Nigeria’s overall debt was estimated to be around $108 billion by the Debt Management Office (DMO), at a time when the country is struggling with low revenue production, high inflation, poverty, and low capacity utilisation.

The participants, who gathered at an event hosted by the International Development Research Project Centre (IDRC) and the Centre for the Study of Economies of Africa (CSEA), emphasized that Nigeria should use the debt-for-climate-and-carbon tax to address the economic crisis and gender concerns.

Debt-for-climate swaps, according to Development Bank of Nigeria Plc’s Chief Economist Prof. Joseph Nnanna, might assist in financing environmental efforts while resolving Nigeria’s debt issue.

Nnanna said Nigeria is at a crossroads as it struggles with the twin problems of climate change and a rising debt profile. She added that while the debt crisis has limited the country’s financing options, it is still critical to give climate change mitigation measures top priority.

According to him, the group’s research demonstrates that Nigeria may use debt swaps to free up sizable resources, as much as $3.7 billion annually on average over the following six years.

According to what has been observed and published, swapping all of the eligible debt would earn an average of approximately $300 million yearly over the following six years. These funds can be used to fulfill our nationally determined contributions (NDC) and support environmentally friendly initiatives, like sustainable public transportation, for which the nation’s NDC, which was submitted in 2021, projects a financing requirement of $77 billion from 2021 to 2030 in order to meet the conditional goal of reducing current emissions by 50% before 2030.

In addition to calling for stability and economic progress, Nnanna emphasized the need for Nigeria to transition away from fossil fuels and toward greener sectors.

Nnanna stated that Nigeria’s future depends on balancing economic and debt management policies with gender and climate objectives in her speech on “Towards Reconciling Economic and Debt Management Policies with Gender and Climate Objectives in Nigeria.”

Nnanna, a keynote speaker at the event, suggested that a carbon price and the enforcement of current gender equality laws may better align with the nation’s ideals.

“The Nigerian government should make the creation of a thorough carbon price scheme a top priority.

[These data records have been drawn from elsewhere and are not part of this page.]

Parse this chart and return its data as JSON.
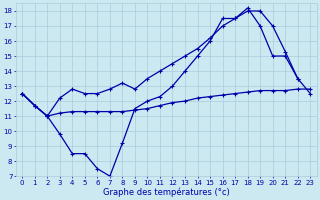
{
  "xlabel": "Graphe des températures (°c)",
  "bg_color": "#cce8f0",
  "grid_color": "#aaccdd",
  "line_color": "#0000aa",
  "xlim": [
    -0.5,
    23.5
  ],
  "ylim": [
    7,
    18.5
  ],
  "xticks": [
    0,
    1,
    2,
    3,
    4,
    5,
    6,
    7,
    8,
    9,
    10,
    11,
    12,
    13,
    14,
    15,
    16,
    17,
    18,
    19,
    20,
    21,
    22,
    23
  ],
  "yticks": [
    7,
    8,
    9,
    10,
    11,
    12,
    13,
    14,
    15,
    16,
    17,
    18
  ],
  "line1_x": [
    0,
    1,
    2,
    3,
    4,
    5,
    6,
    7,
    8,
    9,
    10,
    11,
    12,
    13,
    14,
    15,
    16,
    17,
    18,
    19,
    20,
    21,
    22
  ],
  "line1_y": [
    12.5,
    11.7,
    11.0,
    9.8,
    8.5,
    8.5,
    7.5,
    7.0,
    9.2,
    11.5,
    12.0,
    12.3,
    13.0,
    14.0,
    15.0,
    16.0,
    17.5,
    17.5,
    18.0,
    18.0,
    17.0,
    15.3,
    13.5
  ],
  "line2_x": [
    0,
    1,
    2,
    3,
    4,
    5,
    6,
    7,
    8,
    9,
    10,
    11,
    12,
    13,
    14,
    15,
    16,
    17,
    18,
    19,
    20,
    21,
    22,
    23
  ],
  "line2_y": [
    12.5,
    11.7,
    11.0,
    12.2,
    12.8,
    12.5,
    12.5,
    12.8,
    13.2,
    12.8,
    13.5,
    14.0,
    14.5,
    15.0,
    15.5,
    16.2,
    17.0,
    17.5,
    18.2,
    17.0,
    15.0,
    15.0,
    13.5,
    12.5
  ],
  "line3_x": [
    0,
    1,
    2,
    3,
    4,
    5,
    6,
    7,
    8,
    9,
    10,
    11,
    12,
    13,
    14,
    15,
    16,
    17,
    18,
    19,
    20,
    21,
    22,
    23
  ],
  "line3_y": [
    12.5,
    11.7,
    11.0,
    11.2,
    11.3,
    11.3,
    11.3,
    11.3,
    11.3,
    11.4,
    11.5,
    11.7,
    11.9,
    12.0,
    12.2,
    12.3,
    12.4,
    12.5,
    12.6,
    12.7,
    12.7,
    12.7,
    12.8,
    12.8
  ],
  "xlabel_fontsize": 6,
  "tick_fontsize": 5,
  "linewidth": 0.9,
  "markersize": 2.5,
  "markeredgewidth": 0.8
}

The Nigerian government should use the money it receives from carbon taxes and debt for climate swaps to encourage long-term green business endeavors.

“Therefore, data-driven decision-making, which has to do with the improvement of data collection systems to acquire gender statistics and sex-disaggregated data, is crucial and ought to be at the center of government policy. However, he recommended that the government start public awareness programs to inform Nigerians about the relevance of taking action to combat climate change, managing debt well, and the value of gender equality in society.

Although the idea of debt swaps is not brand-new, Chukwuka Onyekwena, chief executive of CSEA, claimed that its use in the context of climate and development is novel.

“Through strategic debt-for-development swaps, Nigeria can unlock additional resources of up to $11 billion. These funds, currently tied up in debt obligations, can be redirected towards climate-smart projects and sustainable development initiatives. We can invest in renewable energy projects, improve our infrastructure to withstand the impacts of climate change, and support local communities in adapting to a changing environment,” Onyekwena said.

He added that Nigeria stands to reduce its carbon emissions by up to 2.4 million tonnes annually and increase revenue estimated at N4.3 trillion for investment in infrastructure, education, healthcare, and other fields crucial to our country’s growth and development.